Fiscal health is “under threat”, says this 2020 report published by the Asian Development Bank Institute. The report’s macroeconomic analysis shows that climate change has material effects on the cost of sovereign borrowing globally. Policymakers must “ramp up” investment in climate change resilience, the authors say, to avoid substantial effects on economic growth and financial stability.
According to the authors, climate hazards and natural disaster recovery costs contribute to unsustainable national debt and central banks should prepare to become a “climate rescuer of last resort” as temperatures rise. The paper’s findings highlight the need for central banks to include climate risk in their core financial stability operations and facilitate international investment in climate mitigation and adaptation.

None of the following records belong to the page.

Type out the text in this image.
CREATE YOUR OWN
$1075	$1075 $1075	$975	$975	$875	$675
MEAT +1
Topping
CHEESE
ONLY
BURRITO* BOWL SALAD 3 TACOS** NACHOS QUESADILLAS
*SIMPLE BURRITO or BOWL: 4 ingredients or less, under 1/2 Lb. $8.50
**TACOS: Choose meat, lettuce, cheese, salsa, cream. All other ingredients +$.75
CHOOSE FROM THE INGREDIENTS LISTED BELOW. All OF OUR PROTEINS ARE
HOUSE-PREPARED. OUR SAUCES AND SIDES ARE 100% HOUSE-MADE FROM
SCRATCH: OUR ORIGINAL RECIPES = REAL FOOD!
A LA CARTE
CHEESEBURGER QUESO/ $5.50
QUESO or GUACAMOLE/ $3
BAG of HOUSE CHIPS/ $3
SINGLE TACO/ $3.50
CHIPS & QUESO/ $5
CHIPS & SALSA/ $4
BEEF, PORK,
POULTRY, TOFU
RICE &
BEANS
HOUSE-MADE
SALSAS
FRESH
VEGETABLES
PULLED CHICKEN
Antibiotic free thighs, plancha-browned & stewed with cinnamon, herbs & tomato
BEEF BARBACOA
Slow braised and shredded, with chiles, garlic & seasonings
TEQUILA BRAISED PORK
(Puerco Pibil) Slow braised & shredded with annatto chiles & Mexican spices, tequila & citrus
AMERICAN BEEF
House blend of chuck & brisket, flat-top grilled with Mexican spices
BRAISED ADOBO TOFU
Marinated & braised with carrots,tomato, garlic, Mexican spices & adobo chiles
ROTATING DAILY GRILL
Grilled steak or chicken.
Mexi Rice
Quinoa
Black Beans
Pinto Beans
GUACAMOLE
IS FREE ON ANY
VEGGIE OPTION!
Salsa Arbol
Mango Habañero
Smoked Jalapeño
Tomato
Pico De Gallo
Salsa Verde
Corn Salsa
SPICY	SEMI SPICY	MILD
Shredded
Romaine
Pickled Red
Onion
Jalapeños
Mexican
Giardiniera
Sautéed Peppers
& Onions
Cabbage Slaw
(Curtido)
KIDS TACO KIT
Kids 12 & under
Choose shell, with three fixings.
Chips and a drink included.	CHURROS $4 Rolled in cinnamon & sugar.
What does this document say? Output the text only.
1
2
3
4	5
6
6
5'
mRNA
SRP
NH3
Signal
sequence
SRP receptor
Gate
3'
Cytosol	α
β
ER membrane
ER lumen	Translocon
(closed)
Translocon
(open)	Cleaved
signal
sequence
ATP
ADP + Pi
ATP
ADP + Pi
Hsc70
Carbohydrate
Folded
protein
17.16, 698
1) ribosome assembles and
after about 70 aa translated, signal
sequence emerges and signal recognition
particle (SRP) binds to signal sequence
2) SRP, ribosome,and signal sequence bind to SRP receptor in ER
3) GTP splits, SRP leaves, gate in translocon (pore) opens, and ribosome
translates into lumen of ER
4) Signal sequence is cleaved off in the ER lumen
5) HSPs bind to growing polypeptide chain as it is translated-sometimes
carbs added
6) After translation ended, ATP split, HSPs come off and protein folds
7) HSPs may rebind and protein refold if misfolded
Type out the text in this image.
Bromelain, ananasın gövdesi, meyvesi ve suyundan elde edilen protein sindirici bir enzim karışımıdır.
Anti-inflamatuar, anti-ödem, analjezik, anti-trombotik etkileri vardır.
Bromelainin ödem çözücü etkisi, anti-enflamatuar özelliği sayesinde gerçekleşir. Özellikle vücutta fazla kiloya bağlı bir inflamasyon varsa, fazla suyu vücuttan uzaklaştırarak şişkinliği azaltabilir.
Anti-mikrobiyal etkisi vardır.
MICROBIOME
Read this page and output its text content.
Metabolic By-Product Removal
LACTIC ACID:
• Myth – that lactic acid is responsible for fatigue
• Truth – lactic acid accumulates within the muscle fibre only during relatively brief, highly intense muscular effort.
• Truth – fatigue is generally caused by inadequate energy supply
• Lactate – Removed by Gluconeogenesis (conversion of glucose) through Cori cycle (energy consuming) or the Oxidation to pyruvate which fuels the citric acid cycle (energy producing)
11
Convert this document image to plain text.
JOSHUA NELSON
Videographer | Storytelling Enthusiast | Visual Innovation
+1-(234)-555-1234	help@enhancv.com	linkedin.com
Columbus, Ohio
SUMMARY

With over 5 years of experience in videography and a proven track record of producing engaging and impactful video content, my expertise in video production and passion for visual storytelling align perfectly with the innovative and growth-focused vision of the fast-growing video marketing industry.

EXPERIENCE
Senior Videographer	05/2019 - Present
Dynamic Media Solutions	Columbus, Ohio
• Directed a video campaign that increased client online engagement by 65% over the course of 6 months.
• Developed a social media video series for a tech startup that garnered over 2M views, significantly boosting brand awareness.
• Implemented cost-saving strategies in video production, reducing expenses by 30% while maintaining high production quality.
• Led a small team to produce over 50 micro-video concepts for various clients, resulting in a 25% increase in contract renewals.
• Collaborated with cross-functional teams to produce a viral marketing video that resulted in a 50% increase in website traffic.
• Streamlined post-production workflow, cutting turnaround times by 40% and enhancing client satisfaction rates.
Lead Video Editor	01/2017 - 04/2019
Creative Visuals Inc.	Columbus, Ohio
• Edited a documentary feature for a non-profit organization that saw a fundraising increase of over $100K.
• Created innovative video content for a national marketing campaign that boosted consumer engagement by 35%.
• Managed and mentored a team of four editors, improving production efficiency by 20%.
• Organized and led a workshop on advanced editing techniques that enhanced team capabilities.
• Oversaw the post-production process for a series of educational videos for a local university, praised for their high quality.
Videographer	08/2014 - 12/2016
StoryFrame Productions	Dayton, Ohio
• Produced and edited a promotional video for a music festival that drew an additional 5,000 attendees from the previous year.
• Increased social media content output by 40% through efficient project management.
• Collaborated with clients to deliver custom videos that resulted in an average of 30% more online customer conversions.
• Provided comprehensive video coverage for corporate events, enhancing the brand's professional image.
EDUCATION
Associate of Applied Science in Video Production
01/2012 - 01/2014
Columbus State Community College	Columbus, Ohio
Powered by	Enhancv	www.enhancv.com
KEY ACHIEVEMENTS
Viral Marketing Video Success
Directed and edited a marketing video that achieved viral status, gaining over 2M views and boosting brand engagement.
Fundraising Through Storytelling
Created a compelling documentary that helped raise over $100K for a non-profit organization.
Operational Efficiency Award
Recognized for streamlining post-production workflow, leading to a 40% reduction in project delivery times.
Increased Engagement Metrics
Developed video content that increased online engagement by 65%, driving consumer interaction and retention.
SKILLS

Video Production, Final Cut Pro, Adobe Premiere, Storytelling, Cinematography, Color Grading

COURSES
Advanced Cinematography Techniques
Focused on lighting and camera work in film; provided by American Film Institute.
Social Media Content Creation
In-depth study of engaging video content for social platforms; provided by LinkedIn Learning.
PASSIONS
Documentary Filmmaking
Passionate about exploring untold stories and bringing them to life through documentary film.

Considering a panel of 40 countries, the authors – John Beirne, Nuobu Renzhi and Ulrich Volz – employ both fixed panel and structural panel vector autoregressive models to conduct impulse response analysis, examining the relationship between climate vulnerability and resilience and sovereign bond yields.
The results show a consistent link between sovereign borrowing costs and climate risk. Controlling for a large set of global and domestic factors, high climate vulnerability and low climate resilience were shown to have significant and sustained upward pressure on the cost of borrowing. Permanent effects emerge on average after 12 quarters.
The largest effects were seen in countries with high climate risk exposures, including Singapore, Japan, the Netherlands and Korea. The results also show that emerging and developing economies experience a substantially higher, and disproportionate, risk premium.
The authors call for a precautionary approach which facilitates investment in climate adaptation and creates a more proportionate distribution of climate risk. This is especially important as credit rating agencies increasingly include climate risk in sovereign ratings.
The paper makes an essential contribution to understanding the nexus between climate risk and sovereign debt sustainability.